What happened?

Shares of specialty insurer Markel (NYSE:MKL) rose 14.8% in the first half of the year according to data provided by S&P Global Market Intelligence. Markel has benefited from improvements to its earnings compared to last year -- which saw larger losses from the COVID-19 pandemic -- and from the inflationary environment which could benefit interest-rate-sensitive stocks.

So what

Markel is a provider of excess and surplus (E&S) insurance, and it focuses on serving niche markets including vehicle insurance for vintage car collectors, yacht insurance, wedding insurance, and high-value bicycle insurance.  

Two people driving down the road in a vintage car.

Image source: Getty Images.

According to S&P Global Market Intelligence, Markel was the third-largest E&S insurer in the U.S. in 2020, trailing only Berkshire Hathaway and AIG

The company's business has three aspects: underwriting specialty insurance, investing in high-quality bonds with its earned premiums, and investments through Markel Ventures, which operates like a private equity firm. This business structure has earned the company the nickname "Baby Berkshire."  

Markel has bounced back from last year thanks to improved underwriting conditions and improvements to its investment book. Earned premiums increased 12.5% in the first quarter compared to last year. Total operating revenue increased as well -- thanks to investment gains of $526 million in the quarter. Last year the company posted a $1.7 billion loss in the quarter amid the COVID-19 pandemic.  

Profitability improved, too, with the insurer posting a combined ratio of 94% in the first quarter. A ratio below 100% means the company is profitable, while a ratio over 100% means the company is spending more on claims and operating expenses. In the first quarter last year the insurer posted a 118% combined ratio, which was elevated due to increased claims related to the COVID-19 pandemic.  

Now what

Markel trades at a discount relative to its valuation over the past five years, sporting a price to earnings (P/E) ratio of six and a price to tangible book value (P/TBV) ratio of two.  

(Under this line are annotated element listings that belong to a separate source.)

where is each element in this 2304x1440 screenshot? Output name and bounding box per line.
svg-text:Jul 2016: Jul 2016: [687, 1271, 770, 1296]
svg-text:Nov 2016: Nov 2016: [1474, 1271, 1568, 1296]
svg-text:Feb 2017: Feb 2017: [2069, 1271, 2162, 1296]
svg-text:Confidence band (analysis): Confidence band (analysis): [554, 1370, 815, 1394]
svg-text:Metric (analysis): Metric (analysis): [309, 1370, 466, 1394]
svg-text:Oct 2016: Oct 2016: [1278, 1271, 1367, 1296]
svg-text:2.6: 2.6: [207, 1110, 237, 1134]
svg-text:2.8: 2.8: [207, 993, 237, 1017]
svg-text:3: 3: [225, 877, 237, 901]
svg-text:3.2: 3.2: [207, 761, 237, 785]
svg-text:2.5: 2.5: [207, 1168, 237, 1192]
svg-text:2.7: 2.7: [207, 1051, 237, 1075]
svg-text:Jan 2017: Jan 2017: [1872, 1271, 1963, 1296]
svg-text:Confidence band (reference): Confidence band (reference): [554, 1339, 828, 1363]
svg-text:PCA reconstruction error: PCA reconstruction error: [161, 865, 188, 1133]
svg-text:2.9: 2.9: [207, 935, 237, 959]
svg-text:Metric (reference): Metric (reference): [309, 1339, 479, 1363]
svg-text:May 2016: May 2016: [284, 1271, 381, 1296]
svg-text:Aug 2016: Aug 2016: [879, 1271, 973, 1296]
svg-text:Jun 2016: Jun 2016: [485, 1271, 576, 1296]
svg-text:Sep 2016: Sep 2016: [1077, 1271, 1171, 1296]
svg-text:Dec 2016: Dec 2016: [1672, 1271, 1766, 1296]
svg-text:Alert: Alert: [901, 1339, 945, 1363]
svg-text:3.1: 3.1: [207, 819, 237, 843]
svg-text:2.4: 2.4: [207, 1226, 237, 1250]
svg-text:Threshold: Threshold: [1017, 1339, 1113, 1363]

Increasing concerns about inflation could be favorable for the insurer as well. Insurers tend to perform well amid inflation because they are cash-generating machines, and put the excess capital to work in bonds and other investments. Rising interest rates help insurers generate higher investment income as a result.

All in all, Markel has done a solid job of navigating the COVID-19 pandemic and is back on track for solid growth in 2021. Investors will look for a continuation of this growth when the company announces its second-quarter earnings at the end of this month.  

Editor's note: A previous version of this article misstated Markel's share price growth. It is up 14.8%, not 18%.